It was an hour or two past high noon on a mildly warm day and three people were standing near the edge of the creek, diligently recording the shade cover. “This is a densiometer, which we like to call a shadyometer,” said Anne Adams, the team leader for the aquatic survey. She was referring to the little device that measures the canopy closure in the riparian habitat, or in simpler terms, how much of the sky is blocked by the towering Cypress trees along the bank of Cibolo Creek. The team had been busy all morning and had already collected darters to check the quality of oxygen and water in the area (darters die out if the oxygen or water levels are too low) and examined the status of aquatic invertebrates (riffle beetles and caddis fly larvae are indicator species for water quality). The scientific method for collecting these invertebrates? The group kicked rocks in the creek, dislodging whatever invertebrates were clinging there, and then let the flowing water wash the invertebrates into a dip net. The contents were then dumped into a big pan and preserved in alcohol for later inspection by a biologist. For the team, this was just another typical data-gathering session, which occurs two times a year, in May and October.

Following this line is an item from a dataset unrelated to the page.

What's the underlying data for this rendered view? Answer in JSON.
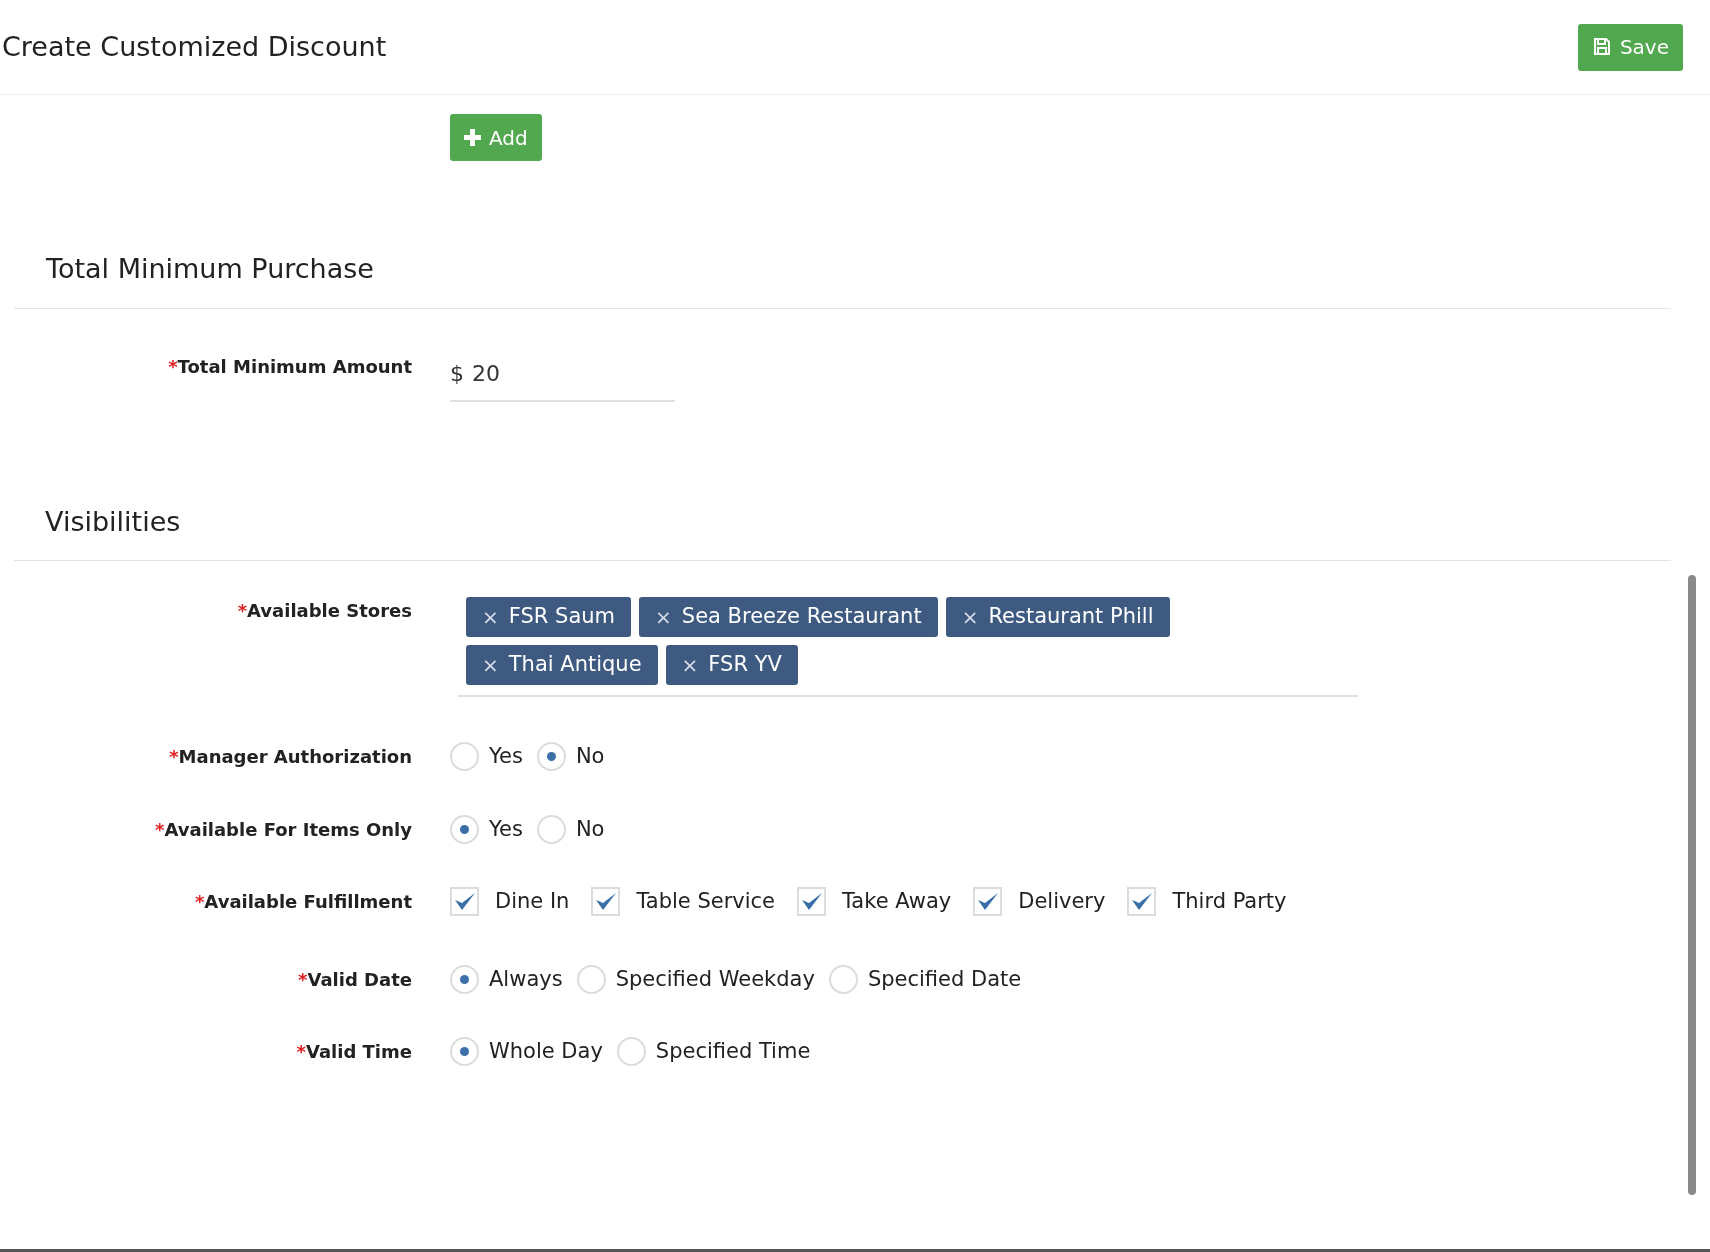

You see, out in the Hill Country, there is an abundance of beautiful natural habitat that is going into decline. Certain plants and animals are slowly petering out as the human population growth rate increases. The folks at Boerne’s Cibolo Nature Center—the one-hundred-acre spread that is the only natural area open to the public in all of Kendall County—are devoted to preventing these plants and animals from becoming endangered species. Founded in 1988 by Carolyn Chipman Evans, the Cibolo Nature Center has flourished over the past seventeen years. Evans (now the center’s executive director) was raised in San Antonio, but she often ventured to the family ranch in Boerne, which had been around for seven generations. When Evans took her children to the creek she used to play in as a child, she found old tires, diapers, and beer bottles littered along the bank. “The thought that my children and other children would not be able to experience the majestic nature of the Cibolo drove me to action,” Evans said.

So she started the Friends of the Cibolo Wilderness, a nonprofit organization designed to restore and preserve the land where the Cibolo Nature Center now resides. At first, Evans ran the organization out of the back of her truck, sharing ideas with friends and doing workdays at the park to clean up the creek and restore the marsh, which had been filled in. Partnering with the city, the Friends of the Cibolo Wilderness was able to lift all the rubble out of the creek and dig a pond. Once the rains came, the restoration was complete: The whole bank was lined with white egrets.

For two years Evans and her devotees cleaned up the area and built trails, and on Earth Day 1990, the Cibolo Nature Center opened to the public. Since then, the center has promoted educational programs, including outdoor classes on land stewardship, biodiversity, water conservation, and dinosaurs; day camps during the summer that get kids between the ages of five and sixteen to think critically about ecology through hands-on activities; a Trail Blazer club to get teenagers involved in community service projects; and land stewardship seminars for local landowners on water issues and how to care for their land. There are also ample opportunities for research; one of the most popular involves capturing snakes to determine what kinds of snakes live on the nature preserve. Dave Barker, a published herpetologist, brings his children with him on these data-gathering expeditions. In fact, more than half of the snake data gatherers at Cibolo are under the age of twelve.

The center boasts more than just education and research activities. From April through September, a series of concerts featuring stories and songs by local artists is held at the nature center. The existing century-old, 900-square-foot building, which was formerly the back section of a drugstore that was moved from downtown Boerne in 1992, wasn’t big enough to house it all, so the 11,000-square-foot Lende Learning Center, which includes an auditorium, a reference library, and a research lab, was built (with the help of private donors and a matching grant from Texas Parks and Wildlife) and opened in May 2005. Naturally, recycled materials were used to construct the learning center, which is also equipped to catch rainwater.

But at the Cibolo Nature Center, preservation is always on the brain. The nature center hopes to raise money and acquire the land across the creek to protect the property from adverse development. Of course, the folks at the center continue to do what they can to increase awareness of the natural habitat of the area and to maintain the environment. And they keep getting out the densiometer to measure the canopy closure near the creek.